Nutrient Digestibility and Growth Performance of Finisher Broilers Given Dried Xylopia aethiopica Fruits (Grains of Selim) as Additive

The nutrient digestibility and growth performance of finisher broilers given dried Xylopia aethiopica fruits (grains of selim) as additive was investigated. One hundred and ninety five finisher broilers (Arbor acres strain), 28- days old were randomly assigned into five treatments with each treatment having three replicates. Blended grains of selim was administered orally through drinking water on treatments 2, 3, 4 and 5 at concentrations of 0.4, 0.6, 0.8 and 1.0 g per litre respectively while birds on treatment 1 (control) received 0.3 g/litre of antibiotics (doxygen). Birds were fed ad libitum with the same isoproteinous and isocaloric diet containing 20% crude protein and 2905.95 Kcal/kg metabolisable energy for 28 days. Results showed no significant differences among treatments in the final body weight, total weight gain, daily weight gain, total feed intake, daily feed intake and feed conversion ratio. Nutrient digestibilities were similar across treatment groups. Results of this study demonstrated that grains of selim could be used as a substitute for antibiotic growth promoters. [4]

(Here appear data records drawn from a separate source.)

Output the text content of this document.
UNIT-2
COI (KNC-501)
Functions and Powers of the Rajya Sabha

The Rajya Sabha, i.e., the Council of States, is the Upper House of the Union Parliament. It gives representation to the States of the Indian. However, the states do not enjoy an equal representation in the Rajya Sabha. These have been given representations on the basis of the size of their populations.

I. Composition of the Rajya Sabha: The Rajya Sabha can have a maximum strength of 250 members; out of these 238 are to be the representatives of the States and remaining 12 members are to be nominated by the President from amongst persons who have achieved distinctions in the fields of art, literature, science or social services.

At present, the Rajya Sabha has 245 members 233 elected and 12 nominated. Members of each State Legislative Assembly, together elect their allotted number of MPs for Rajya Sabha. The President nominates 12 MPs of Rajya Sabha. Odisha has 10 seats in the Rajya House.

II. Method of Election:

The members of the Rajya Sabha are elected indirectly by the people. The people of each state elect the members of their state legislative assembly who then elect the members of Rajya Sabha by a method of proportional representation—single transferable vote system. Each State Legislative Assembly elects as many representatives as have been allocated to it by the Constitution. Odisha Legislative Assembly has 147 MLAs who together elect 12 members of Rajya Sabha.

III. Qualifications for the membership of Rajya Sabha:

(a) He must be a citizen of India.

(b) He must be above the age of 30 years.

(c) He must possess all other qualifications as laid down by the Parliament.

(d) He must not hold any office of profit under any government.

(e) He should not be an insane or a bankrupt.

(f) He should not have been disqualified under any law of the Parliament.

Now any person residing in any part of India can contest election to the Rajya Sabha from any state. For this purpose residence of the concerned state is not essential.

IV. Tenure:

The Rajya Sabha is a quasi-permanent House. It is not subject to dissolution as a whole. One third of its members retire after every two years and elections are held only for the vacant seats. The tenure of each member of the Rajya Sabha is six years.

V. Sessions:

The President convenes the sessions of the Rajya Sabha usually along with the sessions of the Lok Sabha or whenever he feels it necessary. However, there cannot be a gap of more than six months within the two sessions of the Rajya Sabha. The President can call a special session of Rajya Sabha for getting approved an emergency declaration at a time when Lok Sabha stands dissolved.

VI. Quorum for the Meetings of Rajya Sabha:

In vitro Starch Digestibility and Nutritional Composition of Improved Rice Varieties from Cameroun

Aims: Resistant starch (RS), kinetics of starch digestion, predicted glycemic index (pGI) and nutritional composition were determined in two improved rice varieties from Cameroun.

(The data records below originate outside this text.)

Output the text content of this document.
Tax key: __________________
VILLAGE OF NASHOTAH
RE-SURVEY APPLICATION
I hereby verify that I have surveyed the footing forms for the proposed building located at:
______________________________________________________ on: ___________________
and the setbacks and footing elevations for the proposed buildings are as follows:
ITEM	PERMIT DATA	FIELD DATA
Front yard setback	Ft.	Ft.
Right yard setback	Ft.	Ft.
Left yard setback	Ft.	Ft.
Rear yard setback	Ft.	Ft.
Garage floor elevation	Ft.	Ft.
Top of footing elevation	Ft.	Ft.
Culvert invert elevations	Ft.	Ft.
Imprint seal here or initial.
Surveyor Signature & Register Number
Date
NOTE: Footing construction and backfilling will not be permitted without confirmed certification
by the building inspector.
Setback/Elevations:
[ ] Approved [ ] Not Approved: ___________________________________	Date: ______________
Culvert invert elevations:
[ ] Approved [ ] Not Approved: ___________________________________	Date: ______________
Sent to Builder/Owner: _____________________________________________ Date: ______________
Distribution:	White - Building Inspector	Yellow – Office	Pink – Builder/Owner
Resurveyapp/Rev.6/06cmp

Place and Duration of Study: Department of Bioresource Engineering, McGill University, Canada between December 2012 and March 2013.

Methodology: Non-parboiled and parboiled samples of TOX 3145 and NERICA-3 varieties were involved in this study. An in vitro enzymatic starch digestion method was applied to measure starch digestibility parameters. Standardized methods were adopted for proximate and mineral contents evaluation.

Results: The parboiled samples had significantly higher (P<0.05) resistant starch (8.35 – 11.07%) than the non-parboiled samples (3.81 – 4.84%). The values for pGI among samples ranged from 57.57 to 67.78%. Significantly higher values for protein, phosphorus and potassium were found among the parboiled samples (P<0.05). Nutritional composition was positively related to RS while pGI had inverse relationship with protein, ash, fat, phosphorus, potassium and RS.

Conclusion: Starch digestibility of these rice varieties was associated to their nutritional composition. [5]

Reference

[1] Hendriks, A.T.W.M. and Zeeman, G., 2009. Pretreatments to enhance the digestibility of lignocellulosic biomass. Bioresource technology, 100(1), pp.10-18.

[2] Hsu, H.W., Vavak, D.L., Satterlee, L. and Miller, G.A., 1977. A multienzyme technique for estimating protein digestibility. Journal of Food Science, 42(5), pp.1269-1273.

[3] Duodu, K.G., Taylor, J.R.N., Belton, P.S. and Hamaker, B.R., 2003. Factors affecting sorghum protein digestibility. Journal of cereal science, 38(2), pp.117-131.

[4] Isikwenu, J.O., 2015. Nutrient digestibility and growth performance of finisher broilers given dried Xylopia aethiopica fruits (Grains of Selim) as additive. Journal of Experimental Agriculture International, pp.320-326.

[5] Odenigbo, A.M., Ndindeng, S.A., Nwankpa, C.A., Woin, N. and Ngadi, M., 2013. In vitro starch digestibility and nutritional composition of improved rice varieties from Cameroun. European Journal of Nutrition & Food Safety, pp.134-145.